Presentation Information

[SS-8-01]Development of an Online Tandem Learning Support System to Promote Motivation: A Psychological Approach and Practical Application of Generative AI

*Atsushi Matsuki1 (1. Rikkyo University)

Keywords:

Online Tandem Learning,Self-Regulated Learning,Generative AI,Motivational Design,Learning Support System,Virtual Exchange

受講者に求められる 事前の知識・経験等
プログラミング知識やシステム開発の経験は一切不要です。また、心理学的な用語もできる限り平易な表現で説明いたしますので、心理学の専門知識も不要です。



オンライン学習のモチベーション維持や学習の質保証を目的として、心理学的なアプローチを用いて非エンジニアが生成AIで作成したシステムを共有します。このシステム開発の経験を通して生成AIによる学習システム開発の展望について説明します。また、実際、どの様な手順でシステムを構築したのかデモンストレーションを行い、現場で活用できるようなセッションといたします。



特に以下に該当する方の参加をお待ちしております。



(1)生成AIを用いて業務用のアプリケーション構築をしたい方

(2)オンラインタンデム学習に関心をお持ちの方

(3)オンライン学習のモチベーション維持に興味のある方

(4)教育システム構築に関心のある方

(5)規模の小さいプログラムのため予算を確保できないとお悩みの方

(6)プログラムに取り組むことで業務負荷が増すため、プログラム導入を躊躇されている方



<注意点>

*今回説明するシステム構築は、主にGoogle for Workspaceでの実践となりますが、それ以外の方にも参考となる内容です。
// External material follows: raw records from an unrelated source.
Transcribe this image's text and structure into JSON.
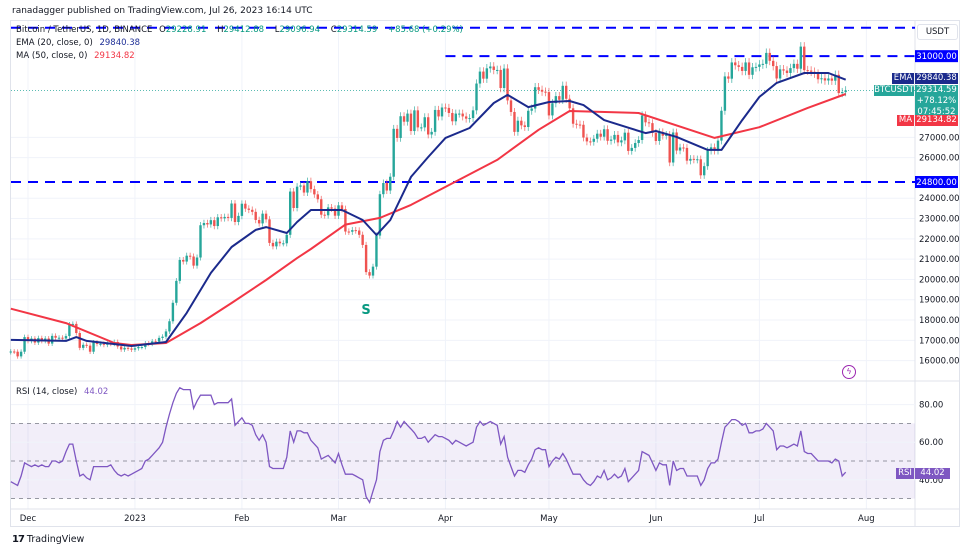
{
  "publisher_line": "ranadagger published on TradingView.com, Jul 26, 2023 16:14 UTC",
  "legend": {
    "symbol": "Bitcoin / TetherUS, 1D, BINANCE",
    "open_label": "O",
    "open": "29228.91",
    "high_label": "H",
    "high": "29412.88",
    "low_label": "L",
    "low": "29096.94",
    "close_label": "C",
    "close": "29314.59",
    "change": "+85.68 (+0.29%)",
    "ema_label": "EMA (20, close, 0)",
    "ema_value": "29840.38",
    "ma_label": "MA (50, close, 0)",
    "ma_value": "29134.82",
    "rsi_label": "RSI (14, close)",
    "rsi_value": "44.02"
  },
  "price_axis": {
    "currency": "USDT",
    "ticks": [
      "27000.00",
      "26000.00",
      "24000.00",
      "23000.00",
      "22000.00",
      "21000.00",
      "20000.00",
      "19000.00",
      "18000.00",
      "17000.00",
      "16000.00"
    ],
    "tags": {
      "ema": {
        "label": "EMA",
        "value": "29840.38"
      },
      "symbol": {
        "label": "BTCUSDT",
        "value": "29314.59",
        "change": "+78.12%",
        "countdown": "07:45:52"
      },
      "ma": {
        "label": "MA",
        "value": "29134.82"
      }
    }
  },
  "rsi_axis": {
    "ticks": [
      "80.00",
      "60.00",
      "40.00"
    ],
    "tag_label": "RSI",
    "tag_value": "44.02"
  },
  "time_axis": [
    {
      "label": "Dec",
      "date": "2022-12-01"
    },
    {
      "label": "2023",
      "date": "2023-01-01"
    },
    {
      "label": "Feb",
      "date": "2023-02-01"
    },
    {
      "label": "Mar",
      "date": "2023-03-01"
    },
    {
      "label": "Apr",
      "date": "2023-04-01"
    },
    {
      "label": "May",
      "date": "2023-05-01"
    },
    {
      "label": "Jun",
      "date": "2023-06-01"
    },
    {
      "label": "Jul",
      "date": "2023-07-01"
    },
    {
      "label": "Aug",
      "date": "2023-08-01"
    }
  ],
  "annotation": {
    "text": "S",
    "date": "2023-03-09",
    "price": 18500,
    "color": "#089981"
  },
  "footer_brand": "TradingView",
  "colors": {
    "up": "#26a69a",
    "down": "#ef5350",
    "ema": "#1b2a8c",
    "ma": "#f23645",
    "rsi": "#7e57c2",
    "levels": "#0000ff",
    "symbol_tag": "#26a69a"
  },
  "chart_data": {
    "type": "candlestick",
    "symbol": "Bitcoin / TetherUS, 1D, BINANCE",
    "y_scale": "price (USDT)",
    "grid": true,
    "candles": [
      {
        "month": "2022-11",
        "first_day": 26,
        "close": [
          16450,
          16440,
          16210,
          16440,
          17160
        ],
        "rsi": [
          39,
          38,
          37,
          42,
          49
        ]
      },
      {
        "month": "2022-12",
        "first_day": 1,
        "close": [
          16970,
          17090,
          16890,
          17110,
          16970,
          17090,
          16840,
          17220,
          17130,
          17130,
          17090,
          17210,
          17780,
          17810,
          17360,
          16630,
          16780,
          16740,
          16440,
          16900,
          16820,
          16830,
          16780,
          16840,
          16830,
          16920,
          16700,
          16550,
          16630,
          16600,
          16540
        ],
        "rsi": [
          48,
          47,
          48,
          47,
          48,
          47,
          47,
          50,
          50,
          49,
          50,
          55,
          59,
          59,
          50,
          42,
          43,
          41,
          40,
          47,
          47,
          47,
          47,
          47,
          48,
          45,
          43,
          42,
          43,
          42,
          43
        ]
      },
      {
        "month": "2023-01",
        "first_day": 1,
        "close": [
          16610,
          16670,
          16670,
          16850,
          16830,
          16950,
          16940,
          17120,
          17180,
          17440,
          17940,
          18850,
          19930,
          20960,
          20880,
          21170,
          21130,
          20680,
          21080,
          22670,
          22780,
          22710,
          22920,
          22630,
          23060,
          23010,
          23080,
          23030,
          23740,
          22830,
          23130
        ],
        "rsi": [
          44,
          45,
          46,
          50,
          51,
          53,
          55,
          57,
          60,
          68,
          75,
          81,
          86,
          89,
          88,
          88,
          88,
          78,
          82,
          85,
          85,
          85,
          85,
          80,
          81,
          81,
          81,
          81,
          83,
          69,
          71
        ]
      },
      {
        "month": "2023-02",
        "first_day": 1,
        "close": [
          23730,
          23490,
          23430,
          23330,
          22930,
          22760,
          23240,
          22960,
          21800,
          21630,
          21860,
          21780,
          21780,
          22200,
          24330,
          23520,
          24570,
          24630,
          24280,
          24840,
          24450,
          24190,
          23950,
          23190,
          23160,
          23550,
          23490,
          23140
        ],
        "rsi": [
          73,
          70,
          70,
          69,
          64,
          61,
          64,
          60,
          47,
          46,
          46,
          46,
          46,
          52,
          66,
          60,
          66,
          66,
          65,
          65,
          61,
          59,
          57,
          51,
          52,
          53,
          51,
          49
        ]
      },
      {
        "month": "2023-03",
        "first_day": 1,
        "close": [
          23650,
          23470,
          22360,
          22350,
          22430,
          22410,
          22200,
          21700,
          20360,
          20190,
          20630,
          22160,
          24200,
          24750,
          24380,
          25060,
          27420,
          26970,
          28040,
          27770,
          28170,
          27310,
          28330,
          27490,
          27490,
          27990,
          27140,
          27270,
          28350,
          28030,
          28470
        ],
        "rsi": [
          54,
          48,
          43,
          43,
          43,
          42,
          41,
          40,
          31,
          28,
          34,
          40,
          55,
          61,
          62,
          62,
          66,
          71,
          68,
          71,
          69,
          67,
          65,
          62,
          62,
          63,
          60,
          62,
          64,
          63,
          63
        ]
      },
      {
        "month": "2023-04",
        "first_day": 1,
        "close": [
          28450,
          28200,
          27790,
          28170,
          28170,
          28030,
          27920,
          27950,
          28330,
          29650,
          30240,
          29890,
          30400,
          30490,
          30320,
          30320,
          29430,
          30390,
          28820,
          28250,
          27270,
          27820,
          27590,
          27510,
          28310,
          28420,
          29470,
          29340,
          29250,
          29230
        ],
        "rsi": [
          62,
          61,
          59,
          61,
          60,
          59,
          58,
          59,
          60,
          68,
          71,
          69,
          70,
          71,
          70,
          69,
          59,
          63,
          52,
          47,
          42,
          45,
          45,
          44,
          48,
          51,
          56,
          57,
          56,
          56
        ]
      },
      {
        "month": "2023-05",
        "first_day": 1,
        "close": [
          28080,
          28680,
          29030,
          28850,
          29540,
          28900,
          28430,
          27670,
          27630,
          27620,
          26990,
          26800,
          26780,
          26930,
          27180,
          27030,
          27400,
          26830,
          26890,
          27120,
          26750,
          26850,
          27230,
          26330,
          26480,
          26720,
          26870,
          28080,
          27740,
          27700,
          27220
        ],
        "rsi": [
          47,
          50,
          52,
          51,
          54,
          51,
          47,
          43,
          43,
          43,
          40,
          38,
          37,
          39,
          42,
          41,
          45,
          40,
          41,
          43,
          41,
          42,
          46,
          39,
          41,
          43,
          45,
          55,
          54,
          53,
          49
        ]
      },
      {
        "month": "2023-06",
        "first_day": 1,
        "close": [
          26820,
          27250,
          27080,
          27120,
          25760,
          27240,
          26350,
          26500,
          26480,
          25850,
          25940,
          25900,
          25920,
          25130,
          25580,
          26340,
          26510,
          26340,
          26840,
          28310,
          30000,
          29890,
          30690,
          30550,
          30470,
          30270,
          30690,
          30080,
          30450,
          30470
        ],
        "rsi": [
          45,
          49,
          48,
          48,
          37,
          50,
          45,
          46,
          46,
          42,
          42,
          42,
          42,
          37,
          40,
          46,
          49,
          49,
          51,
          60,
          68,
          70,
          72,
          72,
          71,
          69,
          70,
          65,
          65,
          66
        ]
      },
      {
        "month": "2023-07",
        "first_day": 1,
        "close": [
          30590,
          30620,
          31160,
          30770,
          30510,
          29900,
          30350,
          30290,
          30170,
          30410,
          30620,
          30380,
          31470,
          30310,
          30290,
          30230,
          30140,
          29860,
          29910,
          29800,
          29900,
          29790,
          30080,
          29180,
          29230,
          29314.59
        ],
        "rsi": [
          66,
          67,
          70,
          68,
          66,
          56,
          58,
          58,
          57,
          58,
          59,
          58,
          66,
          55,
          54,
          54,
          52,
          50,
          50,
          50,
          50,
          49,
          51,
          50,
          42,
          44.02
        ]
      }
    ],
    "ema20": [
      [
        "2022-11-26",
        17020
      ],
      [
        "2022-12-12",
        16970
      ],
      [
        "2022-12-15",
        17160
      ],
      [
        "2022-12-18",
        16970
      ],
      [
        "2022-12-31",
        16720
      ],
      [
        "2023-01-10",
        16920
      ],
      [
        "2023-01-16",
        18350
      ],
      [
        "2023-01-23",
        20320
      ],
      [
        "2023-01-29",
        21600
      ],
      [
        "2023-02-05",
        22440
      ],
      [
        "2023-02-08",
        22580
      ],
      [
        "2023-02-14",
        22290
      ],
      [
        "2023-02-17",
        22830
      ],
      [
        "2023-02-21",
        23420
      ],
      [
        "2023-03-02",
        23420
      ],
      [
        "2023-03-08",
        22930
      ],
      [
        "2023-03-12",
        22190
      ],
      [
        "2023-03-16",
        22930
      ],
      [
        "2023-03-22",
        25050
      ],
      [
        "2023-03-27",
        26030
      ],
      [
        "2023-04-01",
        26970
      ],
      [
        "2023-04-08",
        27460
      ],
      [
        "2023-04-15",
        28690
      ],
      [
        "2023-04-19",
        29090
      ],
      [
        "2023-04-25",
        28490
      ],
      [
        "2023-05-01",
        28740
      ],
      [
        "2023-05-07",
        28790
      ],
      [
        "2023-05-11",
        28590
      ],
      [
        "2023-05-17",
        27850
      ],
      [
        "2023-05-29",
        27210
      ],
      [
        "2023-06-01",
        27310
      ],
      [
        "2023-06-07",
        27020
      ],
      [
        "2023-06-16",
        26380
      ],
      [
        "2023-06-20",
        26380
      ],
      [
        "2023-06-26",
        27850
      ],
      [
        "2023-07-01",
        28990
      ],
      [
        "2023-07-06",
        29680
      ],
      [
        "2023-07-14",
        30170
      ],
      [
        "2023-07-21",
        30170
      ],
      [
        "2023-07-26",
        29840.38
      ]
    ],
    "ma50": [
      [
        "2022-11-26",
        18560
      ],
      [
        "2022-12-12",
        17850
      ],
      [
        "2022-12-26",
        16870
      ],
      [
        "2022-12-31",
        16770
      ],
      [
        "2023-01-10",
        16870
      ],
      [
        "2023-01-20",
        17850
      ],
      [
        "2023-01-29",
        18840
      ],
      [
        "2023-02-08",
        19970
      ],
      [
        "2023-02-17",
        21050
      ],
      [
        "2023-02-21",
        21500
      ],
      [
        "2023-03-03",
        22700
      ],
      [
        "2023-03-13",
        23030
      ],
      [
        "2023-03-22",
        23670
      ],
      [
        "2023-04-01",
        24560
      ],
      [
        "2023-04-16",
        25890
      ],
      [
        "2023-04-28",
        27370
      ],
      [
        "2023-05-07",
        28300
      ],
      [
        "2023-05-27",
        28200
      ],
      [
        "2023-06-18",
        26970
      ],
      [
        "2023-07-01",
        27500
      ],
      [
        "2023-07-15",
        28450
      ],
      [
        "2023-07-26",
        29134.82
      ]
    ],
    "levels": [
      {
        "price": 32400,
        "from": "2022-11-26"
      },
      {
        "price": 31000,
        "label": "31000.00",
        "from": "2023-04-01"
      },
      {
        "price": 24800,
        "label": "24800.00",
        "from": "2022-11-26"
      }
    ],
    "rsi_bands": {
      "upper": 70,
      "middle": 50,
      "lower": 30
    }
  }
}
*高度なシステム構築のセッションではないため、すでに生成AIを用いてシステム構築の実践が多数ある方には、システム構築のデモンストレーションは不向きですのでご注意ください。

受講者が受講前に取り組む 事前課題等
当日、身近な課題で解決したい問題についてアンケートを取ります。回答の中から、その場で速やかに対応できそうな課題があれば、デモンストレーションの時間で、生成AIによるウェブアプリケーションを作成を実践いたしますので、身近な課題をお持ち寄りください

概要
1. Introduction
This presentation reports on the implementation and future prospects of an online tandem learning support system developed using generative AI, grounded in psychological insights to maintain and promote learner motivation. The presenter, a non-engineer, will share practical insights into translating psychological theories into system requirements, including the actual prompt engineering process. This initiative is part of the "ACE eTandem Program" under the ACE Consortium, supported by MEXT’s "Inter-University Exchange Project."Following the launch of a pilot program with Seoul National University in October 2025, we focused on the critical roles of learner motivation and self-regulated learning in ensuring the sustainability of online education (Muljana & Luo, 2019).
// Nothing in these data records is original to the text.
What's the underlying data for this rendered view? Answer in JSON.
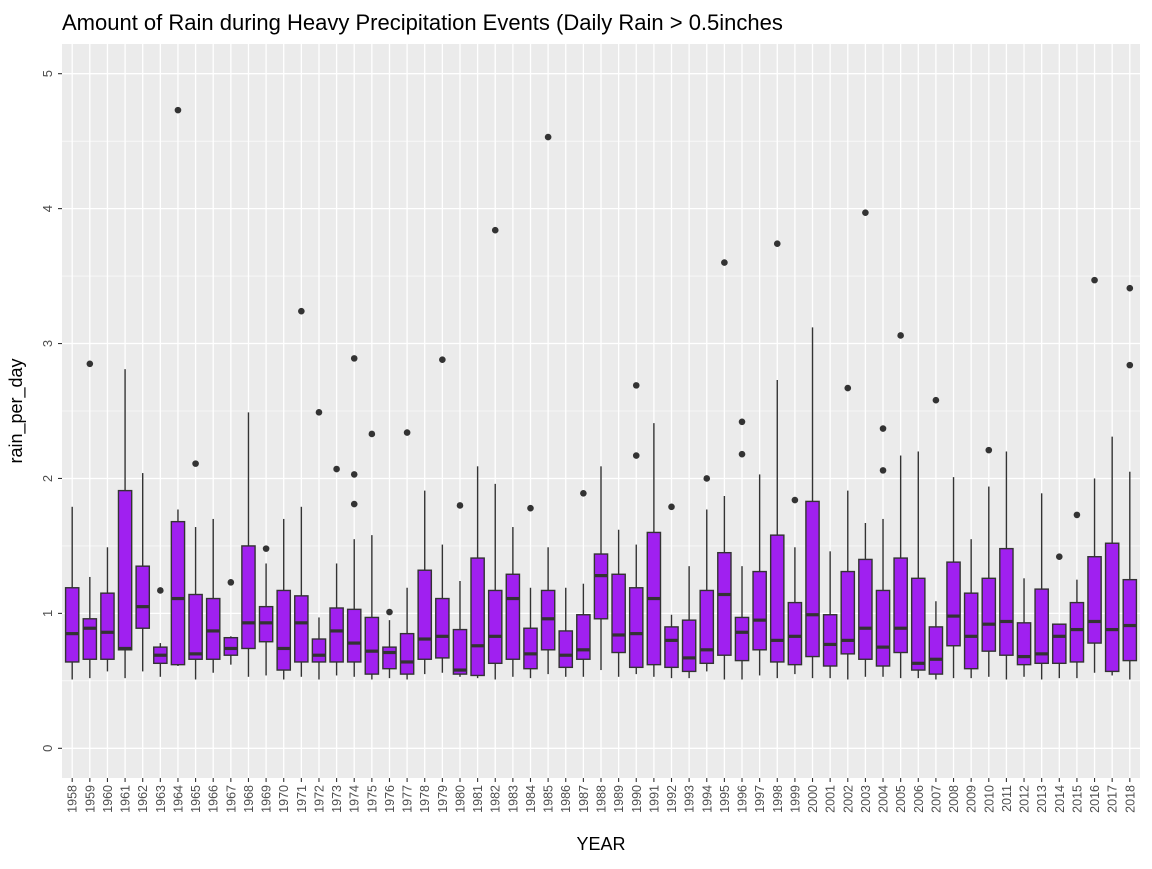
{
  "chart_data": {
    "type": "boxplot",
    "title": "Amount of Rain during Heavy Precipitation Events (Daily Rain > 0.5inches",
    "xlabel": "YEAR",
    "ylabel": "rain_per_day",
    "ylim": [
      -0.22,
      5.22
    ],
    "yticks": [
      0,
      1,
      2,
      3,
      4,
      5
    ],
    "grid": true,
    "box_fill": "#a020f0",
    "box_stroke": "#333333",
    "panel_bg": "#ebebeb",
    "grid_color": "#ffffff",
    "categories": [
      "1958",
      "1959",
      "1960",
      "1961",
      "1962",
      "1963",
      "1964",
      "1965",
      "1966",
      "1967",
      "1968",
      "1969",
      "1970",
      "1971",
      "1972",
      "1973",
      "1974",
      "1975",
      "1976",
      "1977",
      "1978",
      "1979",
      "1980",
      "1981",
      "1982",
      "1983",
      "1984",
      "1985",
      "1986",
      "1987",
      "1988",
      "1989",
      "1990",
      "1991",
      "1992",
      "1993",
      "1994",
      "1995",
      "1996",
      "1997",
      "1998",
      "1999",
      "2000",
      "2001",
      "2002",
      "2003",
      "2004",
      "2005",
      "2006",
      "2007",
      "2008",
      "2009",
      "2010",
      "2011",
      "2012",
      "2013",
      "2014",
      "2015",
      "2016",
      "2017",
      "2018"
    ],
    "boxes": [
      {
        "low": 0.51,
        "q1": 0.64,
        "median": 0.85,
        "q3": 1.19,
        "high": 1.79,
        "outliers": []
      },
      {
        "low": 0.52,
        "q1": 0.66,
        "median": 0.89,
        "q3": 0.96,
        "high": 1.27,
        "outliers": [
          2.85
        ]
      },
      {
        "low": 0.57,
        "q1": 0.66,
        "median": 0.86,
        "q3": 1.15,
        "high": 1.49,
        "outliers": []
      },
      {
        "low": 0.52,
        "q1": 0.73,
        "median": 0.74,
        "q3": 1.91,
        "high": 2.81,
        "outliers": []
      },
      {
        "low": 0.57,
        "q1": 0.89,
        "median": 1.05,
        "q3": 1.35,
        "high": 2.04,
        "outliers": []
      },
      {
        "low": 0.53,
        "q1": 0.63,
        "median": 0.69,
        "q3": 0.75,
        "high": 0.78,
        "outliers": [
          1.17
        ]
      },
      {
        "low": 0.61,
        "q1": 0.62,
        "median": 1.11,
        "q3": 1.68,
        "high": 1.77,
        "outliers": [
          4.73
        ]
      },
      {
        "low": 0.51,
        "q1": 0.66,
        "median": 0.7,
        "q3": 1.14,
        "high": 1.64,
        "outliers": [
          2.11
        ]
      },
      {
        "low": 0.56,
        "q1": 0.66,
        "median": 0.87,
        "q3": 1.11,
        "high": 1.7,
        "outliers": []
      },
      {
        "low": 0.62,
        "q1": 0.69,
        "median": 0.74,
        "q3": 0.82,
        "high": 0.83,
        "outliers": [
          1.23
        ]
      },
      {
        "low": 0.53,
        "q1": 0.74,
        "median": 0.93,
        "q3": 1.5,
        "high": 2.49,
        "outliers": []
      },
      {
        "low": 0.54,
        "q1": 0.79,
        "median": 0.93,
        "q3": 1.05,
        "high": 1.37,
        "outliers": [
          1.48
        ]
      },
      {
        "low": 0.51,
        "q1": 0.58,
        "median": 0.74,
        "q3": 1.17,
        "high": 1.7,
        "outliers": []
      },
      {
        "low": 0.53,
        "q1": 0.64,
        "median": 0.93,
        "q3": 1.13,
        "high": 1.79,
        "outliers": [
          3.24
        ]
      },
      {
        "low": 0.51,
        "q1": 0.64,
        "median": 0.69,
        "q3": 0.81,
        "high": 0.97,
        "outliers": [
          2.49
        ]
      },
      {
        "low": 0.54,
        "q1": 0.64,
        "median": 0.87,
        "q3": 1.04,
        "high": 1.37,
        "outliers": [
          2.07
        ]
      },
      {
        "low": 0.53,
        "q1": 0.64,
        "median": 0.78,
        "q3": 1.03,
        "high": 1.55,
        "outliers": [
          2.89,
          2.03,
          1.81
        ]
      },
      {
        "low": 0.51,
        "q1": 0.55,
        "median": 0.72,
        "q3": 0.97,
        "high": 1.58,
        "outliers": [
          2.33
        ]
      },
      {
        "low": 0.52,
        "q1": 0.59,
        "median": 0.71,
        "q3": 0.75,
        "high": 0.95,
        "outliers": [
          1.01
        ]
      },
      {
        "low": 0.51,
        "q1": 0.55,
        "median": 0.64,
        "q3": 0.85,
        "high": 1.19,
        "outliers": [
          2.34
        ]
      },
      {
        "low": 0.55,
        "q1": 0.66,
        "median": 0.81,
        "q3": 1.32,
        "high": 1.91,
        "outliers": []
      },
      {
        "low": 0.56,
        "q1": 0.67,
        "median": 0.83,
        "q3": 1.11,
        "high": 1.51,
        "outliers": [
          2.88
        ]
      },
      {
        "low": 0.53,
        "q1": 0.55,
        "median": 0.58,
        "q3": 0.88,
        "high": 1.24,
        "outliers": [
          1.8
        ]
      },
      {
        "low": 0.52,
        "q1": 0.54,
        "median": 0.76,
        "q3": 1.41,
        "high": 2.09,
        "outliers": []
      },
      {
        "low": 0.51,
        "q1": 0.63,
        "median": 0.83,
        "q3": 1.17,
        "high": 1.96,
        "outliers": [
          3.84
        ]
      },
      {
        "low": 0.53,
        "q1": 0.66,
        "median": 1.11,
        "q3": 1.29,
        "high": 1.64,
        "outliers": []
      },
      {
        "low": 0.52,
        "q1": 0.59,
        "median": 0.7,
        "q3": 0.89,
        "high": 1.19,
        "outliers": [
          1.78
        ]
      },
      {
        "low": 0.55,
        "q1": 0.73,
        "median": 0.96,
        "q3": 1.17,
        "high": 1.49,
        "outliers": [
          4.53
        ]
      },
      {
        "low": 0.53,
        "q1": 0.6,
        "median": 0.69,
        "q3": 0.87,
        "high": 1.19,
        "outliers": []
      },
      {
        "low": 0.53,
        "q1": 0.66,
        "median": 0.73,
        "q3": 0.99,
        "high": 1.22,
        "outliers": [
          1.89
        ]
      },
      {
        "low": 0.58,
        "q1": 0.96,
        "median": 1.28,
        "q3": 1.44,
        "high": 2.09,
        "outliers": []
      },
      {
        "low": 0.53,
        "q1": 0.71,
        "median": 0.84,
        "q3": 1.29,
        "high": 1.62,
        "outliers": []
      },
      {
        "low": 0.55,
        "q1": 0.6,
        "median": 0.85,
        "q3": 1.19,
        "high": 1.51,
        "outliers": [
          2.69,
          2.17
        ]
      },
      {
        "low": 0.53,
        "q1": 0.62,
        "median": 1.11,
        "q3": 1.6,
        "high": 2.41,
        "outliers": []
      },
      {
        "low": 0.52,
        "q1": 0.6,
        "median": 0.8,
        "q3": 0.9,
        "high": 0.99,
        "outliers": [
          1.79
        ]
      },
      {
        "low": 0.52,
        "q1": 0.57,
        "median": 0.67,
        "q3": 0.95,
        "high": 1.35,
        "outliers": []
      },
      {
        "low": 0.57,
        "q1": 0.63,
        "median": 0.73,
        "q3": 1.17,
        "high": 1.77,
        "outliers": [
          2.0
        ]
      },
      {
        "low": 0.51,
        "q1": 0.69,
        "median": 1.14,
        "q3": 1.45,
        "high": 1.87,
        "outliers": [
          3.6
        ]
      },
      {
        "low": 0.51,
        "q1": 0.65,
        "median": 0.86,
        "q3": 0.97,
        "high": 1.35,
        "outliers": [
          2.42,
          2.18
        ]
      },
      {
        "low": 0.54,
        "q1": 0.73,
        "median": 0.95,
        "q3": 1.31,
        "high": 2.03,
        "outliers": []
      },
      {
        "low": 0.52,
        "q1": 0.64,
        "median": 0.8,
        "q3": 1.58,
        "high": 2.73,
        "outliers": [
          3.74
        ]
      },
      {
        "low": 0.55,
        "q1": 0.62,
        "median": 0.83,
        "q3": 1.08,
        "high": 1.49,
        "outliers": [
          1.84
        ]
      },
      {
        "low": 0.52,
        "q1": 0.68,
        "median": 0.99,
        "q3": 1.83,
        "high": 3.12,
        "outliers": []
      },
      {
        "low": 0.52,
        "q1": 0.61,
        "median": 0.77,
        "q3": 0.99,
        "high": 1.46,
        "outliers": []
      },
      {
        "low": 0.51,
        "q1": 0.7,
        "median": 0.8,
        "q3": 1.31,
        "high": 1.91,
        "outliers": [
          2.67
        ]
      },
      {
        "low": 0.53,
        "q1": 0.66,
        "median": 0.89,
        "q3": 1.4,
        "high": 1.67,
        "outliers": [
          3.97
        ]
      },
      {
        "low": 0.53,
        "q1": 0.61,
        "median": 0.75,
        "q3": 1.17,
        "high": 1.7,
        "outliers": [
          2.37,
          2.06
        ]
      },
      {
        "low": 0.52,
        "q1": 0.71,
        "median": 0.89,
        "q3": 1.41,
        "high": 2.17,
        "outliers": [
          3.06
        ]
      },
      {
        "low": 0.52,
        "q1": 0.58,
        "median": 0.63,
        "q3": 1.26,
        "high": 2.2,
        "outliers": []
      },
      {
        "low": 0.51,
        "q1": 0.55,
        "median": 0.66,
        "q3": 0.9,
        "high": 1.09,
        "outliers": [
          2.58
        ]
      },
      {
        "low": 0.52,
        "q1": 0.76,
        "median": 0.98,
        "q3": 1.38,
        "high": 2.01,
        "outliers": []
      },
      {
        "low": 0.52,
        "q1": 0.59,
        "median": 0.83,
        "q3": 1.15,
        "high": 1.55,
        "outliers": []
      },
      {
        "low": 0.53,
        "q1": 0.72,
        "median": 0.92,
        "q3": 1.26,
        "high": 1.94,
        "outliers": [
          2.21
        ]
      },
      {
        "low": 0.51,
        "q1": 0.69,
        "median": 0.94,
        "q3": 1.48,
        "high": 2.2,
        "outliers": []
      },
      {
        "low": 0.53,
        "q1": 0.62,
        "median": 0.68,
        "q3": 0.93,
        "high": 1.26,
        "outliers": []
      },
      {
        "low": 0.51,
        "q1": 0.63,
        "median": 0.7,
        "q3": 1.18,
        "high": 1.89,
        "outliers": []
      },
      {
        "low": 0.52,
        "q1": 0.63,
        "median": 0.83,
        "q3": 0.92,
        "high": 0.92,
        "outliers": [
          1.42
        ]
      },
      {
        "low": 0.52,
        "q1": 0.64,
        "median": 0.88,
        "q3": 1.08,
        "high": 1.25,
        "outliers": [
          1.73
        ]
      },
      {
        "low": 0.56,
        "q1": 0.78,
        "median": 0.94,
        "q3": 1.42,
        "high": 2.0,
        "outliers": [
          3.47
        ]
      },
      {
        "low": 0.54,
        "q1": 0.57,
        "median": 0.88,
        "q3": 1.52,
        "high": 2.31,
        "outliers": []
      },
      {
        "low": 0.51,
        "q1": 0.65,
        "median": 0.91,
        "q3": 1.25,
        "high": 2.05,
        "outliers": [
          3.41,
          2.84
        ]
      }
    ]
  }
}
2. Overview of the Online Learning Record Notebook
Within the self-regulated learning cycle, evaluating achievements and challenges through self-reflection is known to enhance learner autonomy and sustained motivation (Zimmerman, 2002). Adopting a psychological approach, we developed an AI-powered "Online Learning Record Notebook" (the "Notebook") featuring the following functions to support continuous learning:
Mutual Support Function: Enables partners to view and provide feedback on each other's records, aiming to sustain motivation by satisfying the need for relatedness through reciprocity.
Self-Growth Function: Visualizes progress by allocating activity points to specific skills, thereby stimulating a sense of competence and enhancing learning engagement.
AI Suggestion Function: Reduces the psychological burden of topic depletion by allowing learners to consult the AI for conversation starters.

3. Results and Cost Evaluation
During the four-month pilot phase (N=4; 2 pairs), each pair completed over 10 sessions. While initial tracking via spreadsheets resulted in stagnant usage, the introduction of the Notebook significantly improved engagement. Post-program surveys revealed unanimous positive evaluations of the Notebook, with participants noting that providing feedback to their partners served as a key motivator. Notably, utilizing generative AI reduced the estimated four-month, four-million-yen outsourcing cost to approximately two months of in-house development, with ongoing expenses limited to AI API fees (approx. 2,500 JPY/month), demonstrating exceptional cost-effectiveness.

4. Future Prospects
To address the structural challenge where an increase in participants directly inflates administrative burdens, we are developing a matching application and automated orientation videos using generative AI. Restricting access to partner university students will ensure participant quality and reduce management overhead. We envision a streamlined ecosystem where distributing a single URL through partner institutions facilitates the entire process—from matching and orientation to Notebook recording and post-program surveys—culminating in the automated issuance of digital badges based on learning records.

5. Presentation Format and Interaction with Participants
This presentation will feature demonstrations of the developed systems and a mini-workshop where participants will collaboratively brainstorm AI prompts. Through substantive dialogue with practitioners from other institutions, we aim to provide a practical, hands-on session that yields actionable insights for their respective educational contexts.